Now, Oleksii lives in Toyota City, making desserts for one of the main food production companies for 7-Eleven, Prime Dedica. Oleksii and his 10 Ukrainian colleagues represent a small, but growing, percentage of evacuees in Japan with full-time employment. Getting employment was a critical step for Oleksii’s overall integration, and as he excitedly tells me, he’s already making more money than his mother back in Ukraine. He’s starting to save for college and a driver’s license, and can even save money to bring his brother to Japan if he chooses.
Oleksii is eager to learn Japanese to move up in the workplace and make local friends, and despite the challenges, he’s off to a good start. With a complex writing system and few linguistic similarities for foreigners to rely on, Japanese is a notoriously difficult language to pick up. “In the city I live in, very few Japanese people even know English,” Oleksii says. “It’s quite hard to be in a country where no one understands you and you don’t understand anybody.” Oleksii has been learning Japanese characters and phrases on his own, and many other Ukrainians are taking advantage of free language classes offered by local nonprofit organizations.
While the language is still a barrier, Oleksii and his Ukrainian coworkers emphasize that the cultural differences aren’t as challenging as expected. They say people are very kind and show a genuine desire to help and understand Ukrainians.
Oleksii also emphasizes that Japan doesn’t have many foreign residents, which cuts both ways. While there isn’t a big Ukrainian community to interact with, the Japanese “think way better of Ukrainians than all the other countries, especially Poland where there are so many Ukrainians. In Japan, when someone hears that you’re Ukrainian, they become really, really interested in you. If you are a good individual, you can make them think better of us.”
Japan is still much more conservative than Oleksii is used to. Gender roles are more traditional, and the Japanese are protective of their culture at large. While Oleksii says this will be hard for very liberal migrants, adjusting to the culture is easier once you understand where the Japanese are coming from.
Oleksii described how his Ukrainian coworker was refused entry at a “Japanese-only bar” when he went out with a group of his Japanese friends. “They called the police, the police came, and they said, “well it’s a Japanese-only bar. You can go somewhere else.” While I expected Oleksii to feel outraged by this, as someone whose cultural and national identity is threatened daily, he was sympathetic. “These people, they don’t understand the reasoning for that,” he said. “They’re protecting their culture.”
Japan’s system for assimilating refugees still needs improvement, but stories like Oleksii’s prove integration can happen anywhere.
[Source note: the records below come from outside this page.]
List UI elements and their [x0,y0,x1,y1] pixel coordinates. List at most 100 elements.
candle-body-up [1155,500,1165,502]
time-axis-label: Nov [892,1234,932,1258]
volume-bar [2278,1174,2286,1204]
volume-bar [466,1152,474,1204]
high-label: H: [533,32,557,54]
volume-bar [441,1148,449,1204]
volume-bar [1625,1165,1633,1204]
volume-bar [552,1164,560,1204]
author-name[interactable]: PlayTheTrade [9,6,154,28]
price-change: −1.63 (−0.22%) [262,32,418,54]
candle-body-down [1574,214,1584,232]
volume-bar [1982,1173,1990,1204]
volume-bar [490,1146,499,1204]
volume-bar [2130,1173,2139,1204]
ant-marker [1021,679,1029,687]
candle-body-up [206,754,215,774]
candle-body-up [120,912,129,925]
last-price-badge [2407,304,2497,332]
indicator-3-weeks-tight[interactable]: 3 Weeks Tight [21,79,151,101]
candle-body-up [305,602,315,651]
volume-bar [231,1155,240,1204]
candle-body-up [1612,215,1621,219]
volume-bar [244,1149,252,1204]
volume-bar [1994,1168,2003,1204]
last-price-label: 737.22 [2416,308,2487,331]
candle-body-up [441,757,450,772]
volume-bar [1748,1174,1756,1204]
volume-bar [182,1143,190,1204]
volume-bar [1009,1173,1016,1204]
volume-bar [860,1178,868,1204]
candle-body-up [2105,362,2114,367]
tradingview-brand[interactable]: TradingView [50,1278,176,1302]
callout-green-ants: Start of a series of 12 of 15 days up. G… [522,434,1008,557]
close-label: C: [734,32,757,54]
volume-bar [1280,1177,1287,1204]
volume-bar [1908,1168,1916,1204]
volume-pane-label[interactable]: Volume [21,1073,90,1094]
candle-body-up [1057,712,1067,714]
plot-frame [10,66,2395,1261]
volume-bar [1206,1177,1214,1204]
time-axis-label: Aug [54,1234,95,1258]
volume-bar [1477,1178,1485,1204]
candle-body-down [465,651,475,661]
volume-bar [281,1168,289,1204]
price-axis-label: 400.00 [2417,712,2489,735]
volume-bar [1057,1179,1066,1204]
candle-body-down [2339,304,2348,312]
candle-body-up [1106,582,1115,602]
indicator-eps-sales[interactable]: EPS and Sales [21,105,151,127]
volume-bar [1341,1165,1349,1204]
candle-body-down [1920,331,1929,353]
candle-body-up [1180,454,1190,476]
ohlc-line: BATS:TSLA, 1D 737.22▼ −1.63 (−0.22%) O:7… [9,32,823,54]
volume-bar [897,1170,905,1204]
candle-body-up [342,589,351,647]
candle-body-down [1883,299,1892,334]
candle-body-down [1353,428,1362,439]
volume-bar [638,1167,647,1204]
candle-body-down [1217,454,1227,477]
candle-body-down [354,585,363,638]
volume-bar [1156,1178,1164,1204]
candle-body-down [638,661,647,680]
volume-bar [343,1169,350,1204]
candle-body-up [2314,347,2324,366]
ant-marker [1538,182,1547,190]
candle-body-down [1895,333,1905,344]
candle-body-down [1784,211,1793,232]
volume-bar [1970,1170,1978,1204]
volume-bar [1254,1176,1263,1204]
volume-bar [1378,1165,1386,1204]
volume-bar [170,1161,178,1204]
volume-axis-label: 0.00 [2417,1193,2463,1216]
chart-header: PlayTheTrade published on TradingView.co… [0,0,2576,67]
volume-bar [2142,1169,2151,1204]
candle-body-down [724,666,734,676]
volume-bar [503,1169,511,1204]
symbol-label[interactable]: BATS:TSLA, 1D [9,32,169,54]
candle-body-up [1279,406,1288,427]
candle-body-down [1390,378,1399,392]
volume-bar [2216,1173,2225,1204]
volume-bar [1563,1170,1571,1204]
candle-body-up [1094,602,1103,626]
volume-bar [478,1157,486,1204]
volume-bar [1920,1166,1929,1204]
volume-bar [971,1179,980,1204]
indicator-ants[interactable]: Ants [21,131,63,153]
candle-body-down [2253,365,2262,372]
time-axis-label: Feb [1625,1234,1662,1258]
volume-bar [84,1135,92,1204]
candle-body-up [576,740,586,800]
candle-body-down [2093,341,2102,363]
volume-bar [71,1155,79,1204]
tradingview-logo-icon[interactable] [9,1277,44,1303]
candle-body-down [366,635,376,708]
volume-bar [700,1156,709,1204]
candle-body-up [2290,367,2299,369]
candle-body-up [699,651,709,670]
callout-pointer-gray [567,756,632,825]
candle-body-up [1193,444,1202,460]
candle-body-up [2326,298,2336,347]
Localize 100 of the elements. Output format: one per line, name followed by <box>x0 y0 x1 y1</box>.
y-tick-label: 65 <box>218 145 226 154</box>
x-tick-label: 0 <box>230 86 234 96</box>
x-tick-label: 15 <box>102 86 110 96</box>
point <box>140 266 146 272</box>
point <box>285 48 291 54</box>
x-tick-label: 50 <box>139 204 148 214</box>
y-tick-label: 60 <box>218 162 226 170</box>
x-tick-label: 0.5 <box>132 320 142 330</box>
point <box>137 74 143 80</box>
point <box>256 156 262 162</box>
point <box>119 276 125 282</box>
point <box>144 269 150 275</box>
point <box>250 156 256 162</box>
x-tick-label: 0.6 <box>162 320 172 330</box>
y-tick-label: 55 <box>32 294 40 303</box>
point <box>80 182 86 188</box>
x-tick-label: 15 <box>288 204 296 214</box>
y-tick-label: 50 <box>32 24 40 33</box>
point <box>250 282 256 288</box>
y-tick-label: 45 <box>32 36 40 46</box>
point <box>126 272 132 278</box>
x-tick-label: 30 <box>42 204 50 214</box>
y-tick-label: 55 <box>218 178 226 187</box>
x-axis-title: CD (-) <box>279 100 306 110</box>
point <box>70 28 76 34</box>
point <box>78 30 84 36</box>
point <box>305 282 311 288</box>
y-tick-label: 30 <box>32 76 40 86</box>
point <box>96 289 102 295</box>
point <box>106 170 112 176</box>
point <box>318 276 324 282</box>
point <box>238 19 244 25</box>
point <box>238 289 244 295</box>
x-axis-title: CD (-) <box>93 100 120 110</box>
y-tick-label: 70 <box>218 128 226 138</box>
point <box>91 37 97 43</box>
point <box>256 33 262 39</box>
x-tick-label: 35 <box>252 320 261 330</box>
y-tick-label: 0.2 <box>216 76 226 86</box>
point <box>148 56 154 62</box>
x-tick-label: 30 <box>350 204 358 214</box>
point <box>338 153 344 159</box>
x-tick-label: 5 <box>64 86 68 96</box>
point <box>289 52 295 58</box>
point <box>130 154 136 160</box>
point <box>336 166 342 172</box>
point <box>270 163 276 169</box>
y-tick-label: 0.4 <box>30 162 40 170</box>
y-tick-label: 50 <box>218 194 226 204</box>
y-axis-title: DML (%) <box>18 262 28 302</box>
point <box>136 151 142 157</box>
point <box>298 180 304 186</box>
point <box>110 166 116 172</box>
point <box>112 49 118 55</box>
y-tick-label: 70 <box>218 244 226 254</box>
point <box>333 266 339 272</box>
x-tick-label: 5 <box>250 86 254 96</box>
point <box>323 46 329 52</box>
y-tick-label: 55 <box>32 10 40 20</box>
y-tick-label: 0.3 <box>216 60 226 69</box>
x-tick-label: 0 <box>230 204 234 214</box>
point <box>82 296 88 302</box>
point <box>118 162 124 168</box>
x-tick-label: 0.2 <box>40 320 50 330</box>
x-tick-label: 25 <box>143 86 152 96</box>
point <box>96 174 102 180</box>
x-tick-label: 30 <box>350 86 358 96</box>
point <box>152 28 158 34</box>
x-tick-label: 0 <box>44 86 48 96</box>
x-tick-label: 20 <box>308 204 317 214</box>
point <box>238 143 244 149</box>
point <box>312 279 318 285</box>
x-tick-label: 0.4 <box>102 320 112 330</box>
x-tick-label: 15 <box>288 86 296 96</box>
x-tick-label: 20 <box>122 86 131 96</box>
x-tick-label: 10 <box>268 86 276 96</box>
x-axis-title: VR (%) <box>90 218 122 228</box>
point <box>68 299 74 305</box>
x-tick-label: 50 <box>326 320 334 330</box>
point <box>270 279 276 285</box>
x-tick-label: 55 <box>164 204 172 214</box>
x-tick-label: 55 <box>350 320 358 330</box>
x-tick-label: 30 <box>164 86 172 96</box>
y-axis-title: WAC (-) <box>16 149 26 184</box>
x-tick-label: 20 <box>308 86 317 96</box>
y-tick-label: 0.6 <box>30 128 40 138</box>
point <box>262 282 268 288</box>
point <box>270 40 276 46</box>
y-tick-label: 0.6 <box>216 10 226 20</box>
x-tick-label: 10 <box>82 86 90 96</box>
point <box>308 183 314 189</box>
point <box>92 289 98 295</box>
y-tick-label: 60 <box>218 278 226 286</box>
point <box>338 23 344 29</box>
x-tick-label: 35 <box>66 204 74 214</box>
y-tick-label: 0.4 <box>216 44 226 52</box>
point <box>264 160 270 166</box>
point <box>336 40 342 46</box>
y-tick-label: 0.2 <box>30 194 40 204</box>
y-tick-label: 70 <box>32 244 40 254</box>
All he needed was an opportunity, and now Oleksii is contributing to Japan’s struggling labor market, building his finances, and planning to return to Ukraine one day.
The U.S. hosts over 100 times more Ukrainian refugees than Japan and is better at initially employing them, but discrimination, limited opportunity for career growth, and a complex approval process is preventing better integration. Pointing the finger at cultural and linguistic differences in America isn’t enough, and we have to address the broader systems preventing refugees from finding stability. Japan is still learning these lessons too, and people like Oleksii are proving integration is possible in a context some thought was impossible.
Oleksii’s message for other Ukrainians bears a similar promise: “If you can overcome this, then there is nothing to stop you.”